Seis matérias que abordam um assunto bastante delicado. A exploração sexual infantil é o tema da série ‘Juventude Vendida’, produzida e exibida pela Tv Correio durante esta semana em dois jornais.
Uma equipe de externa, foramada por seis profissionais, conseguiu apurar em várias cidades de todas as regiões da Paraíba depoimentos e flagrantes de chocar até as pessoas que trabalham em instituições de defesa da infância e adolescência. Foram três meses de trabalho intenso até que tudo ficasse pronto.
O objetivo da série ‘Juventude Vendida’ é alertar a população sobre a prática da exploração sexual, em todas as suas formas: seja pelo idoso que induz crianças a ‘brincadeiras’, seja pela prática do crime organizado por pessoas influentes na sociedade. São crianças e adolescentes levadas por diversos motivos a fazerem sexo em troca de dinheiro e/ou algum bem.
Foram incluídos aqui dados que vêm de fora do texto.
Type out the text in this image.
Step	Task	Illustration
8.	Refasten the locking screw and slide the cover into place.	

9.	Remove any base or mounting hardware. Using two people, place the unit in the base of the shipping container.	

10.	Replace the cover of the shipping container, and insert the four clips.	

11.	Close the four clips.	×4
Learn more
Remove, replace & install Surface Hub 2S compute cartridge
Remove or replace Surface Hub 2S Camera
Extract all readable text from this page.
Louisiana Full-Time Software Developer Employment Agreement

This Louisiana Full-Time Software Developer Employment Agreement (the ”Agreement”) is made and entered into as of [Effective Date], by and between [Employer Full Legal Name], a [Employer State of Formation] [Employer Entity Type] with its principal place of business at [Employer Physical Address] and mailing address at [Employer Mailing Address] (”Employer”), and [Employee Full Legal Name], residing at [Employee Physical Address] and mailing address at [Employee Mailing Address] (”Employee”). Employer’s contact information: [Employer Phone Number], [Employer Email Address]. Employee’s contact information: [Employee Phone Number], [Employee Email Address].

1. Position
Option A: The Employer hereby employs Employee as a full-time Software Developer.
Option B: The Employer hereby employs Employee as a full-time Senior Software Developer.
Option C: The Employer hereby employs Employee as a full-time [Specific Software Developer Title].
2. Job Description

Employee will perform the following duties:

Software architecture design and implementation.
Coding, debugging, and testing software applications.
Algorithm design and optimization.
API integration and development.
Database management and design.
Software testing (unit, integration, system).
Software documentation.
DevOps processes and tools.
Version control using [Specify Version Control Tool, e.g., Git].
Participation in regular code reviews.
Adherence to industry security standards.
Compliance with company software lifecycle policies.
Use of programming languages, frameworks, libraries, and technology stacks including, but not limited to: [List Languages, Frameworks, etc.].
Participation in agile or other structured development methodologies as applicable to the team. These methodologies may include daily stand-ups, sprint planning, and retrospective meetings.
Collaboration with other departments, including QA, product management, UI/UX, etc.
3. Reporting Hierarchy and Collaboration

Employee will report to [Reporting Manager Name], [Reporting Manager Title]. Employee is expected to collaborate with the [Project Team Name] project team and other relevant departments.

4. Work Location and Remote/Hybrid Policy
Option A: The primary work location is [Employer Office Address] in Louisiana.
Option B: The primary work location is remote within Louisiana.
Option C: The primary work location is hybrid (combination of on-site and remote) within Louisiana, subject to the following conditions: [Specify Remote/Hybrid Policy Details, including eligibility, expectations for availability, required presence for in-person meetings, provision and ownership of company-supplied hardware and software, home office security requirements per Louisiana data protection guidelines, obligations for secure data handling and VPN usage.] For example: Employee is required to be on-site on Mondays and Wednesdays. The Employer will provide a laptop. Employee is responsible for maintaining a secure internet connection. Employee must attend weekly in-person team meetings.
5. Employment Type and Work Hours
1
Segundo Kátia Dumont, uma das produtoras e editoras da série, durante todo o trabalho várias dificuldades foram encontradas, como por exemplo, obter dados sobre o assunto com conselhos tutelares e centros de referência. Mas também, houve gente disposta a unir forças para combater a exploração sexual, “encontrei parceiros nessa busca em denunciar o que acontece no estado, a exemplo do procurador do trabalho Eduardo Varandas, do chefe do núcleo de comunicação da PRF – o inspetor Genésio Vieira, a promotora da infância e juventude da Capital Soraya Escorel e de parentes de vítimas”, comenta.
Para quem vive longe da realidade, estar cara a cara com vítimas da exploração e não se envolver parece uma situação impossível. O repórter, Wendell Rodrigues comenta que acabou assumindo um compromisso subjetivo diante desses meninos e meninas. “Um compromisso moral! O fato de você ouvir, encarar, desenvolver um relato e transformar tudo isso em jornalismo é a maior, mais empolgante e incrível recompensa”, diz Wendell.
Sobre a construção de um texto que tenha o efeito desejado e chama a atenção da sociedade, o repórter ainda comentou que tudo começa in loco com observações ao longo do trabalho e vão sendo alteradas até que ele possa considerar ideal. Vários dias, várias semanas, foi o tempo que durou para finalizar os textos que integram a série, isso porque para Wendell não basta relatar o que foi visto em histórias incríveis e horríveis, é necessário discutir o assunto.
Quando questionado sobre os efeitos da série diante a sua exibição, o repórter afirma que o trabalho não termina com a veiculação e comenta ainda que este trabalho deva ser distribuído em DVD para escolas das 223 cidades paraibanas.
O projeto que deu vida a série Juventude Vendida recebeu menção honrosa no V Concurso Tim Lopes para projetos de investigação jornalística.